Histopathological findings: neoplastic:

no effects observed

Description (incidence and severity):

All microscopic findings were considered spontaneous and/or incidental because they occurred at a low incidence, were randomly distributed across groups (including concurrent controls), and/or their severity was as expected for Han Wistar rats of this age. Therefore, they were considered not test article related. Qualitative evaluation of seminiferous tubules was performed with respect to their stage in the spermatogenic cycle and the integrity of various cell types present within the different stages. No stage or cell specific abnormalities were noted. Qualitative evaluation of the ovaries was performed, and no abnormalities were observed.

Other effects:

no effects observed

Description (incidence and severity):

All macroscopic findings were considered spontaneous and/or incidental because they occurred at a low incidence, were randomly distributed across groups (including concurrent controls), and/or were as expected for Han Wistar rat of this age. Therefore, they were considered not test article-related.

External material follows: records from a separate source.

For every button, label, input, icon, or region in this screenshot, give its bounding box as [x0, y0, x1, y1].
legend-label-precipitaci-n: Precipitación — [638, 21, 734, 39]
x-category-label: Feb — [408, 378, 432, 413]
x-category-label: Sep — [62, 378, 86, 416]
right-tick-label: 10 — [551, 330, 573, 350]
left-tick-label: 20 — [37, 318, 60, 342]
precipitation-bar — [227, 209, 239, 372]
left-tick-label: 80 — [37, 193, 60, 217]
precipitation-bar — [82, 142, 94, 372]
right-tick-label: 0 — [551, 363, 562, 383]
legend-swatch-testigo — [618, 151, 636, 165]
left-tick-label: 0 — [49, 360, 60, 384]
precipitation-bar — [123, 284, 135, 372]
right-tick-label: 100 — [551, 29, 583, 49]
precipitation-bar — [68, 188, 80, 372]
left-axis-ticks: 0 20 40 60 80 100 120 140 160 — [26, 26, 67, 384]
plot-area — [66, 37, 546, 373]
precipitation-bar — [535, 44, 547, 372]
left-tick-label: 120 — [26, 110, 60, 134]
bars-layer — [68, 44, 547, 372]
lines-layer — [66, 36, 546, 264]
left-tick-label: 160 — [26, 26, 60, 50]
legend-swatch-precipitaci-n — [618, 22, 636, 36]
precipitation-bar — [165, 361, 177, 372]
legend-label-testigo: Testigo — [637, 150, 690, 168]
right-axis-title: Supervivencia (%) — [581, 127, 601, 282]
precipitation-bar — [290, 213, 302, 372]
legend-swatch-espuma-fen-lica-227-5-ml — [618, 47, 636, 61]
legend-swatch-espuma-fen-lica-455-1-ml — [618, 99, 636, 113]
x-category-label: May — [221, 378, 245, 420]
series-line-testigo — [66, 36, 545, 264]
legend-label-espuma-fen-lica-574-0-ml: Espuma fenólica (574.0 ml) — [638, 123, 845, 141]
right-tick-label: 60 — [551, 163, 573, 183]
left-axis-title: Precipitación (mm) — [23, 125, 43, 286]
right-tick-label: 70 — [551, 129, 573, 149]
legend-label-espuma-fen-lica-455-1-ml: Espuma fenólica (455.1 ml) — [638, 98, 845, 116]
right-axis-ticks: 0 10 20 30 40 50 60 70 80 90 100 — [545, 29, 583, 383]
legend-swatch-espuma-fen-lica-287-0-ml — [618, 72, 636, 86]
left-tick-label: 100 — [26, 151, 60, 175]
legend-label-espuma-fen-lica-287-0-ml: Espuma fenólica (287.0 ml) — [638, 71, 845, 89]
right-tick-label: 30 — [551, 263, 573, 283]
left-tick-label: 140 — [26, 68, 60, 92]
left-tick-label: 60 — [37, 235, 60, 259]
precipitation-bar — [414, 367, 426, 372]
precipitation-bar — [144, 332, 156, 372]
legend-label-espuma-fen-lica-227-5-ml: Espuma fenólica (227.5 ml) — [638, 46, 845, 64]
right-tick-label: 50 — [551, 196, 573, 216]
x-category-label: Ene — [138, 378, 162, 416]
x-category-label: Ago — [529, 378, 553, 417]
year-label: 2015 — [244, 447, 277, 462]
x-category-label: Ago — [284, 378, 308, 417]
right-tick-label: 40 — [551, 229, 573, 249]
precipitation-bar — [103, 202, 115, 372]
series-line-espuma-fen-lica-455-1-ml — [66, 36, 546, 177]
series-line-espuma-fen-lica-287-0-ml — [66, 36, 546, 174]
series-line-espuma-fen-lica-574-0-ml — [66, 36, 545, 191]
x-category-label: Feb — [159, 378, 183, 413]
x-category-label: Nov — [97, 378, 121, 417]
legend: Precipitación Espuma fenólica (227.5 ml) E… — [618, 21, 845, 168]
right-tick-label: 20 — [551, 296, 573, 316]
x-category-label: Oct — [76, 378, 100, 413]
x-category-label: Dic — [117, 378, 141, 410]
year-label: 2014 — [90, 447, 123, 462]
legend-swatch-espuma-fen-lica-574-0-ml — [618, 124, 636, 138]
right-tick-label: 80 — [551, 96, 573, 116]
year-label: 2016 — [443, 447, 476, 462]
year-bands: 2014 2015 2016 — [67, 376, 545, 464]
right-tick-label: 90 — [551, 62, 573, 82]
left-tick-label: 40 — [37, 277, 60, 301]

Reproductive function / performance (P0)

Reproductive function: oestrous cycle:

no effects observed

Description (incidence and severity):

Estrous cycles, pre-coital interval, mating performance, fertility and gestation length and index were unaffected by treatment. All females were in diestrus at scheduled termination.

Effect levels (P0)

open allclose all

Target system / organ toxicity (P0)

Results: F1 generation

General toxicity (F1)

Clinical signs:

no effects observed

Dermal irritation (if dermal study):

not examined

Mortality / viability:

no mortality observed

Body weight and weight changes:

no effects observed

Anogenital distance (AGD):

no effects observed

Effect levels (F1)

Target system / organ toxicity (F1)

Overall reproductive toxicity

Applicant's summary and conclusion

Conclusions:

The no-observed-adverse-effect level (NOAEL) for reproductive/developmental toxicity was considered to be 1000 mg/kg/day.

Executive summary:

The oral administration of 1, 5 Pentanediol to Han Wistar rats at doses of 100, 300 or 1000 mg/kg/day was well tolerated, with no treatment-related premature deaths, clinical signs or adverse effects upon motor activity, sensory reactivity, grip strength or food intake. There was no adverse effect on body weight gain, though overall gain (Day 1-35) was 9% lower than control in males receiving 1000 mg/kg/day but without statistical significance. This study included a screen for reproductive/developmental effects and the results obtained were unremarkable.  Estrous cycles, pre-coital interval, gestation length and index, mating performance, fertility, litter size, offspring survival to Day 13 of age, sex ratio and offspring body weight gain were not adversely affected by treatment and there were no treatment-related clinical or macroscopic findings in the offspring. There was no evidence that 1, 5 Pentanediol had any effect on endocrine disruptor relevant endpoints, since circulating levels of T4 and TSH were similar to control in offspring on Day 13 of age and in adult males, there were no changes to organ weights or microscopic findings in endocrine-sensitive organs in adults and in offspring on Day 13 of age there were no effects on nipple development in males or on anogenital distance in either sex. There were no findings at the hematological or biochemical examination of the blood, and there were no treatment-related macroscopic or microscopic findings or changes to organ weights at the end of the treatment period.